I turned a few more pages, pinching the far corner of the paper so I wouldn’t smudge anything, until I came to some older sketches at the back of the book. One was of Shelby, her face way less bloated than it was these days, and several of Amber with shorter hair. When I flipped the page again, another familiar face greeted me, a face I hadn’t seen up close in a while and certainly didn’t expect to ever see in Nolan’s sketch pad. I stared at it, my tired body suddenly zinging to life.

Footsteps pounded down the stairs and Nolan appeared in the family room, his eyes bloodshot from studying all day. Exams started next week. “You done?” he asked, sitting on the other side of Gus. He gaze flicked to his sketch pad, which I held facedown against my chest, before settling on my face. “What’d he say this time? You look really pale again.”

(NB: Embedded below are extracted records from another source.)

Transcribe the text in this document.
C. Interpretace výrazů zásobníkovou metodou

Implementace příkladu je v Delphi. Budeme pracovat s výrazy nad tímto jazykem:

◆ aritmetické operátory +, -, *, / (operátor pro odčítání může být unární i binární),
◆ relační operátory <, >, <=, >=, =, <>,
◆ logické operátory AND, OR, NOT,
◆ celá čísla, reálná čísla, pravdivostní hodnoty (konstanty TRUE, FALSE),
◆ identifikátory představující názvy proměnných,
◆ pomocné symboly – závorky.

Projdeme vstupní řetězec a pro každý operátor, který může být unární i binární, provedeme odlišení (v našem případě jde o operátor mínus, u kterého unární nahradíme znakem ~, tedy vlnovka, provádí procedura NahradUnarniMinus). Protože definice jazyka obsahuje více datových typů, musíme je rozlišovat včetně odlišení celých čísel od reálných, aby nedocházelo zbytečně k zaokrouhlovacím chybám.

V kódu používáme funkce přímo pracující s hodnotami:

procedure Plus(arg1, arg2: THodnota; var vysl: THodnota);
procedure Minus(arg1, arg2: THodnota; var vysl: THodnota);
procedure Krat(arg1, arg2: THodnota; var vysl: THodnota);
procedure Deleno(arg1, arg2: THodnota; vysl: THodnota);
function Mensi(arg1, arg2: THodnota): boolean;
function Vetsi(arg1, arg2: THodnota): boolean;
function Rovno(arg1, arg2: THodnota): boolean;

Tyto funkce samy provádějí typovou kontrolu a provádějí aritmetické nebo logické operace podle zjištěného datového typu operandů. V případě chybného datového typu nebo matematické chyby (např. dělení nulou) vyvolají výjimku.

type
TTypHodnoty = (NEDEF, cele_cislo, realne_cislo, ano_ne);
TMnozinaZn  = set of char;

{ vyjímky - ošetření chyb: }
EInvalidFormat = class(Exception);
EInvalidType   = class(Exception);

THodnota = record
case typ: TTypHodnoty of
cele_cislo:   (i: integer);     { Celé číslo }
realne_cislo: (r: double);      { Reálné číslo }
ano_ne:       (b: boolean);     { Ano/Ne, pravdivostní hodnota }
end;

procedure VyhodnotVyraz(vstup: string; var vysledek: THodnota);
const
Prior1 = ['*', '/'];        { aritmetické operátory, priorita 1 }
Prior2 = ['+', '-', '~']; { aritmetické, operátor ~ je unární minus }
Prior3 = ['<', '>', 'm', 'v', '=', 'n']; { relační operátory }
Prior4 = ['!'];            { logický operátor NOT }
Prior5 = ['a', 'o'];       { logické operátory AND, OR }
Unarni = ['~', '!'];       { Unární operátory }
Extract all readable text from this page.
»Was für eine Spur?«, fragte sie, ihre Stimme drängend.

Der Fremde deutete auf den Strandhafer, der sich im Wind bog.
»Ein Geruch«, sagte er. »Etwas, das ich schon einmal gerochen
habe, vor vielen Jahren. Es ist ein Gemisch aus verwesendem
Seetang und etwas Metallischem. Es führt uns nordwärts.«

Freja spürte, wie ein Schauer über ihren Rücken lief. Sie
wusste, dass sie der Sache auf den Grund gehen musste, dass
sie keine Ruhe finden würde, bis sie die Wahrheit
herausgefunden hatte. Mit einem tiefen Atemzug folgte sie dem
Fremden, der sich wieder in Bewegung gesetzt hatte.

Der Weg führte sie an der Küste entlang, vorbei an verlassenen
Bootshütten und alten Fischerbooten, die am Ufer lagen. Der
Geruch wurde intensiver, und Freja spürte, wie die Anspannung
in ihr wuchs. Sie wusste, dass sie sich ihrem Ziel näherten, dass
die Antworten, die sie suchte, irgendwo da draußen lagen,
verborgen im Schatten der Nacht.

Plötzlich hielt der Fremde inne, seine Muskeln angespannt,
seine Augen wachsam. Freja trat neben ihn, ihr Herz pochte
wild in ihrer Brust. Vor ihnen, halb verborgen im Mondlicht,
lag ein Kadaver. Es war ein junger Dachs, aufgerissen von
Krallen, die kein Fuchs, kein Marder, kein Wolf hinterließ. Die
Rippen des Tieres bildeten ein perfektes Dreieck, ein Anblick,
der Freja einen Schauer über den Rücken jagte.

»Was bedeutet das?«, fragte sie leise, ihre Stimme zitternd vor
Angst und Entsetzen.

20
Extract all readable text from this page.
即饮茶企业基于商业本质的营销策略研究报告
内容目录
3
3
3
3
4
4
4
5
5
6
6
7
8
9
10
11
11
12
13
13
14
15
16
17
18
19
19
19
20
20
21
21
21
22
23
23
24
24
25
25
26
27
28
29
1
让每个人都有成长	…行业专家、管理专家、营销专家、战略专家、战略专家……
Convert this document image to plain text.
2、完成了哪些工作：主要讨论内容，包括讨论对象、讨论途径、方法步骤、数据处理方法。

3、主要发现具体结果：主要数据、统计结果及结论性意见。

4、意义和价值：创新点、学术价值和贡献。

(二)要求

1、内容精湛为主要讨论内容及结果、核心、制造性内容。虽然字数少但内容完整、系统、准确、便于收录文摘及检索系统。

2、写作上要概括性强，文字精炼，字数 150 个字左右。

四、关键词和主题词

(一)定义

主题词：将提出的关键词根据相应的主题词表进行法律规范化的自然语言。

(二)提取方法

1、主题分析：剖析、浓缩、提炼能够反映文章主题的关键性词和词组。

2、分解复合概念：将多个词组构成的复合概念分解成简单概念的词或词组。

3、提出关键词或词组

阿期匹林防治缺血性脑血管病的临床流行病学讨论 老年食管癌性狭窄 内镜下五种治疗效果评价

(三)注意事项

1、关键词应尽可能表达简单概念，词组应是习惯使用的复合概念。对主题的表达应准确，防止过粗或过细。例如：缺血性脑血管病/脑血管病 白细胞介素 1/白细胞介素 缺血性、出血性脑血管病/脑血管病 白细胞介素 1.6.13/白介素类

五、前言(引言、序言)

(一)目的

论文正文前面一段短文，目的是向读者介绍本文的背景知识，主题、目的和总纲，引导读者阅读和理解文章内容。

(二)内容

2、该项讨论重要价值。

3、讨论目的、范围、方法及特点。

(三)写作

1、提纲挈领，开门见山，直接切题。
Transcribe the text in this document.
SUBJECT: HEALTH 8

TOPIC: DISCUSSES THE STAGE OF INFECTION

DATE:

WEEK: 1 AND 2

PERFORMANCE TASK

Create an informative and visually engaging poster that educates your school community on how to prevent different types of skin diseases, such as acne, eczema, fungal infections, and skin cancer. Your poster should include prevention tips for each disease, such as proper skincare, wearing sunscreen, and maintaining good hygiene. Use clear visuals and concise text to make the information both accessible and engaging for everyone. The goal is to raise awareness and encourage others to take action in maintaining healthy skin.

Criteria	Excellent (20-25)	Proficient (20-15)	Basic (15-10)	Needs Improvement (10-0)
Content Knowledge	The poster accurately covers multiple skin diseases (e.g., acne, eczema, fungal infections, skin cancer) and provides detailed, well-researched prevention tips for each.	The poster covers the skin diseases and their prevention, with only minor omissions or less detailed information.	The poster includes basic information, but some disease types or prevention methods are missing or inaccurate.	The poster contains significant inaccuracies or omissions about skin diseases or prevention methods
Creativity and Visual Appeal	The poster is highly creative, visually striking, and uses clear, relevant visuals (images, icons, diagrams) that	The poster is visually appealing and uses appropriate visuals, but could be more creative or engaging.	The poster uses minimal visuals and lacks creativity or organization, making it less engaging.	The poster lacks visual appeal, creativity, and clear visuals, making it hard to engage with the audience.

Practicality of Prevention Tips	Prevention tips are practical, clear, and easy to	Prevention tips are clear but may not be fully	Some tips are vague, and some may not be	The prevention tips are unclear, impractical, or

“He wants me to visit him in Alton this summer,” I said without looking at Nolan.

“Really?” He paused, digesting this news. “Are you going to?”

I glanced at him and shook my head. “I still feel like I barely know the guy.”

He nodded in understanding. “He can’t expect you to trust him right off. He has a lot of years to make up for.”

I looked away, my fingers clutching either side of the pad. Nolan was undoubtedly wondering why I had it, but he said nothing. Gus’s snores grew louder, and out of the corner of my eye I could see Nolan’s fingertips, smudged with graphite like usual, sliding along the dog’s shiny coat.
Trust
, I thought. Nolan could do anything to that dog, even dress him up in tight, itchy sweaters, and Gus would never lash out. He trusted his owner that much.

“Nolan,” I said quietly as I turned the sketch pad over and tilted it toward him. “What’s this?”

He glanced at the page and then back down at Gus. “It’s a sketch of Tyler Flynn. Good, right? I added a copy of that one to my portfolio when I applied to art school. I needed to show I could draw entire people and not just faces.”

“I
know
it’s a sketch of Tyler Flynn,” I said. “My question is
why
do you have a sketch of Tyler Flynn? And like this?”

Nolan cocked his head at the drawing, scrutinizing it. I didn’t have to look at it again. It was already tattooed into my brain. Tyler in a crouching position on a dead patch of grass, elbows resting on his knees, face angled downward, dark eyes gazing at something unseen at ground level. The background was shaded to represent nighttime, but Tyler himself appeared to be illuminated, as if he’d been caught in the beam of a flashlight. Or the glow of a nearby window. In the foreground stood a desolate lilac tree, its branches spindly and bare. Just like the one in my front yard, before it sprouted flowers.